Getting stuck into a project can have positive effects on your mental health. If you’re working from home, a side-project can help you enforce boundaries and take time away from the computer. If you’re at home with nothing to do, activities can help keep your mind busy. Why not try…
- Cooking up a storm
There are lots of great resources online to put your culinary skills to the test – even if you’re stuck at home with only basic ingredients. Take a peek at recipes from Jack Monroe, Refinery 29 and bon appetit.
- Learning a new skill
Why not delve into the world of YouTube tutorials and teach yourself crochet, macrame, flower arranging, Photoshop, Arabic, piano, juggling, calligraphy or coding? The opportunities are endless.
- Getting green fingered
If you’re lucky enough to have a garden, tending to your outside space is a great way to get some fresh air, vitamin D and release some endorphins.
- Becoming a bookworm
This is the prefect time to get stuck into a good book. If you can’t get hold of new material through the post, download new literature to your Kindle or download an app like Calibre to read books on your PC. Set up a remote book club with your friends, or talk about your latest read on Goodreads.
- Getting a sweat on
Exercise can give you a huge mental health boost. If current coronavirus rules and your health permit, make sure you take regular exercise by walking, running or cycling outdoors. If you can’t leave the house, there are tonnes of great online workouts to try, from gentle yoga (try Yoga with Adriene’s 30 day challenge) to more intense HIIT sessions. You could even learn to dance, or learn self-defence.
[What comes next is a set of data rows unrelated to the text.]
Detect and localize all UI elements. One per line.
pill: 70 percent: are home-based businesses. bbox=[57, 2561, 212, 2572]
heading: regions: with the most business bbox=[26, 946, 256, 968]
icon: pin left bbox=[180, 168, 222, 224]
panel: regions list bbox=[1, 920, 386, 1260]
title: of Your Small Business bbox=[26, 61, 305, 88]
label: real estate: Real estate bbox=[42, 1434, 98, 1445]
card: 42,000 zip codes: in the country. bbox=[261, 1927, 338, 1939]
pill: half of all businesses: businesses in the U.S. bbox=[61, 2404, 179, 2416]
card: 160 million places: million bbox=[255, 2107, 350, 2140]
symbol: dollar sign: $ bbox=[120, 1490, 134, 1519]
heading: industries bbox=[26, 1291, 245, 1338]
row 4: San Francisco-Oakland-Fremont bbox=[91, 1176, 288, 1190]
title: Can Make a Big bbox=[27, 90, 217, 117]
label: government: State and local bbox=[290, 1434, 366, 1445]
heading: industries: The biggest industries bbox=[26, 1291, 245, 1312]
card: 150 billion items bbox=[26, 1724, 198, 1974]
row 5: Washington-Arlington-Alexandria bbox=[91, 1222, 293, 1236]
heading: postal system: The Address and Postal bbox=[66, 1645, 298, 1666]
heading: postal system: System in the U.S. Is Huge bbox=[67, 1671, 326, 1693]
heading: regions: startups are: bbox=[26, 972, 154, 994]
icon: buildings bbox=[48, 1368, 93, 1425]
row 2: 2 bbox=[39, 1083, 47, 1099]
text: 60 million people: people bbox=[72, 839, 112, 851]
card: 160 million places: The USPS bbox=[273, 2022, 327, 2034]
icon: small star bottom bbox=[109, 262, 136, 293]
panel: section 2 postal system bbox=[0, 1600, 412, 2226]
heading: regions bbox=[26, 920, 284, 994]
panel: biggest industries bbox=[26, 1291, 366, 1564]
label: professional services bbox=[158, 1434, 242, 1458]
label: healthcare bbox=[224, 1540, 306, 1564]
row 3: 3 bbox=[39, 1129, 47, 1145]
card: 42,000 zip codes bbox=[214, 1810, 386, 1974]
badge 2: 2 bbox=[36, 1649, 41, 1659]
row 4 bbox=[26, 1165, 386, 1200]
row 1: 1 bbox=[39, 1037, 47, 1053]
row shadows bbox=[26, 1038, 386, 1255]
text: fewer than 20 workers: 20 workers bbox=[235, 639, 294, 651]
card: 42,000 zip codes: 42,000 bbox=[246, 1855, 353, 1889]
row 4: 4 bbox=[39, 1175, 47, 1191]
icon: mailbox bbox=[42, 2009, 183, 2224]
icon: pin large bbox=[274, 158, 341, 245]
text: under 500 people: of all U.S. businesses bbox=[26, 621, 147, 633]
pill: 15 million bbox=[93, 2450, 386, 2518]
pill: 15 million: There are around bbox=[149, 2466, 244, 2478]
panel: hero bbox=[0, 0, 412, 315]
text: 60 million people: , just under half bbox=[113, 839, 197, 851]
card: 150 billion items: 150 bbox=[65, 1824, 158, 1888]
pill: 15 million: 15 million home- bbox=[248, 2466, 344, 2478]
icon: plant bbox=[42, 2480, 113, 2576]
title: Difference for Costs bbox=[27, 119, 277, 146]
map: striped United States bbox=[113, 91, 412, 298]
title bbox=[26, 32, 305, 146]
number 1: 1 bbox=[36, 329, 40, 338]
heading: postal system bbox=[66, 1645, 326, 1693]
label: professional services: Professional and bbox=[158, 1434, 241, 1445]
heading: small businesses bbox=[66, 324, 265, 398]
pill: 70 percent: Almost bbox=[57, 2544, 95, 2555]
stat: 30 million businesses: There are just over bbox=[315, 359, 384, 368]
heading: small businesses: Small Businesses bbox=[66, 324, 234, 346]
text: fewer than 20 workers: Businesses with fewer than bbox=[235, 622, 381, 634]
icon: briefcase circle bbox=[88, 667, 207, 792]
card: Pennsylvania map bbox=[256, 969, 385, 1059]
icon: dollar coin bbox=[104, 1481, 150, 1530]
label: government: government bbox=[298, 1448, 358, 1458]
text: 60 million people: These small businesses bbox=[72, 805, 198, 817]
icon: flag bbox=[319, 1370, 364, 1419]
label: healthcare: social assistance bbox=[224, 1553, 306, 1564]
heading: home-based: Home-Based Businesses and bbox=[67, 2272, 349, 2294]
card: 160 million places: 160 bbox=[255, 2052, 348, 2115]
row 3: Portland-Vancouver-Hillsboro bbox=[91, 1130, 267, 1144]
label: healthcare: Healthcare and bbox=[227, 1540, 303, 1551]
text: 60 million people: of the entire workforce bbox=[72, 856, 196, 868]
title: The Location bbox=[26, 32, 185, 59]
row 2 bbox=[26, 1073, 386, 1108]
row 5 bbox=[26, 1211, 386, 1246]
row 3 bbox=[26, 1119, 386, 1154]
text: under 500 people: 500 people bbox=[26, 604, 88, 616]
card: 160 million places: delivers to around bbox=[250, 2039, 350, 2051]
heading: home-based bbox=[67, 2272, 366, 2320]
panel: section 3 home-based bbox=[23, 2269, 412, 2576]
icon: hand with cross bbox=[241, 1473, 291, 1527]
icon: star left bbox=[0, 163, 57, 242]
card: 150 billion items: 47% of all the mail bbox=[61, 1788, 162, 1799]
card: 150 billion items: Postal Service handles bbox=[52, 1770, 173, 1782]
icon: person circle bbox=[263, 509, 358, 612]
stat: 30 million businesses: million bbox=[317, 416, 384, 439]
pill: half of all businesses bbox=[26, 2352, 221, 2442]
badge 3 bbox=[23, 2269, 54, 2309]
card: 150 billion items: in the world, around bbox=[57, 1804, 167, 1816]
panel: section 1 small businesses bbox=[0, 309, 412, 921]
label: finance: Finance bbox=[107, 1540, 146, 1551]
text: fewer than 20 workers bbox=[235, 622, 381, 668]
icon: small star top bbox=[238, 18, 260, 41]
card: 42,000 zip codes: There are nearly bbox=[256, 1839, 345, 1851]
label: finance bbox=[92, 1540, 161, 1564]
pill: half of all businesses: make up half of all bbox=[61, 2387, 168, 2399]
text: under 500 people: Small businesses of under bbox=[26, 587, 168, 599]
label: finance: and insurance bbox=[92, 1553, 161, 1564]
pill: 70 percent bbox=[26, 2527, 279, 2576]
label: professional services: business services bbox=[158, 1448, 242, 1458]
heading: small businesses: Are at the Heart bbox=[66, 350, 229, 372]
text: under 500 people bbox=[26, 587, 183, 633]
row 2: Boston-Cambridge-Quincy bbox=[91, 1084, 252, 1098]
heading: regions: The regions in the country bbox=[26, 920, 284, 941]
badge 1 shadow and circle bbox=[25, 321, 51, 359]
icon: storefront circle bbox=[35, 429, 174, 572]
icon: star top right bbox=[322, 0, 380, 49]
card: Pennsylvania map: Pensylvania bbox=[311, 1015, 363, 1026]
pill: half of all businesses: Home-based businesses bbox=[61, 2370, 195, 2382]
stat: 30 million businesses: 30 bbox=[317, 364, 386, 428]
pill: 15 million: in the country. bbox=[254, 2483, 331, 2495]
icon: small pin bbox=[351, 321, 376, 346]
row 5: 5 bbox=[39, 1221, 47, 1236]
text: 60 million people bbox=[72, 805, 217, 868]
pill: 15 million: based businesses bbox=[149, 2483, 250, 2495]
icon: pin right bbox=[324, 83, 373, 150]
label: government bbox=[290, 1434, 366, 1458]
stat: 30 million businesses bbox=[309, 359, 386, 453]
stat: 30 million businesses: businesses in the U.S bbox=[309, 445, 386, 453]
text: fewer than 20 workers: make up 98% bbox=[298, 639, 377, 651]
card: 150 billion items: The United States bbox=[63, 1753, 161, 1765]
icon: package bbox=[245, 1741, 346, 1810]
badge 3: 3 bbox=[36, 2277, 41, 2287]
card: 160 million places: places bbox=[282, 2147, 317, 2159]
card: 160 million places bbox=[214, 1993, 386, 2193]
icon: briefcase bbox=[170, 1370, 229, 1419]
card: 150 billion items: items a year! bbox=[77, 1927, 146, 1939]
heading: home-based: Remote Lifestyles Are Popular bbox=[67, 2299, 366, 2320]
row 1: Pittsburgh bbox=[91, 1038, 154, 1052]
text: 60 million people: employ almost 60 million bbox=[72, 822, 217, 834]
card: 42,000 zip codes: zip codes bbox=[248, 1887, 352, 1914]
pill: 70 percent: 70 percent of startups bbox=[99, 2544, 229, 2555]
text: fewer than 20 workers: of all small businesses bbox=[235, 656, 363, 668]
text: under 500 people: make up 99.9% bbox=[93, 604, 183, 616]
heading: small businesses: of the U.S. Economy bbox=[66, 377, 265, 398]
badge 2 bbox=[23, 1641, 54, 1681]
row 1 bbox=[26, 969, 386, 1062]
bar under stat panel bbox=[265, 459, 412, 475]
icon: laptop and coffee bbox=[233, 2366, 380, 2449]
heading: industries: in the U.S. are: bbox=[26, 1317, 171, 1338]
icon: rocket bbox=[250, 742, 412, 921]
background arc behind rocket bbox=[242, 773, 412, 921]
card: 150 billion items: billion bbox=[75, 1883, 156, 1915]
It can be very difficult to enforce good sleep habits when you are stuck in the house all day – especially when you also experience chronic pain. Unfortunately without a decent sleep our mental health can quickly deteriorate.
Simple steps like getting daily exercise, going outside for at least 20 minutes, turning off your digital devices an hour before bed, taking a bath at bedtime and creating a restful sleep environment can help you get the rest you need to stay as mentally healthy as possible. Lots of people swear by meditation apps like Headspace, too!
Get Some Vitamin D
With so many of us stuck inside, it’s not going to be easy for everyone to get enough vitamin D, which our bodies generate when we are exposed to sunlight. This magic ingredient has many important roles to play in our bodies. It fights disease, boosts weight loss and is even believed to help with depression.
Although it’s not entirely clear how vitamin D deficiency and Seasonal Affective Disorder (SAD) relate to each other, many believe there is a connection. That’s why individuals affected by SAD often make use of tools like daylight lamps and daylight bulbs, while also taking vitamin D supplements. Supplements, like our active patches, help individuals to get more of the vitamin D they need. Other steps to increase vitamin D in your body include spending at least 20 minutes outside per day, or eating more oily fish and eggs.
Keep Calm & Care for Your Mental Health
If this list of steps to protect your mental health in quarantine feels overwhelming, don’t panic!
The most important part of looking after your mental health in self-isolation is being kind to yourself. If you need a day of rest and relaxation, please ignore all of these tips and binge-watch a series in the bath. If you have had enough of social media, check out and take some time to yourself. Your mental health is important, and it’s personal. Reach out to friends when you need to, and do what is right for you.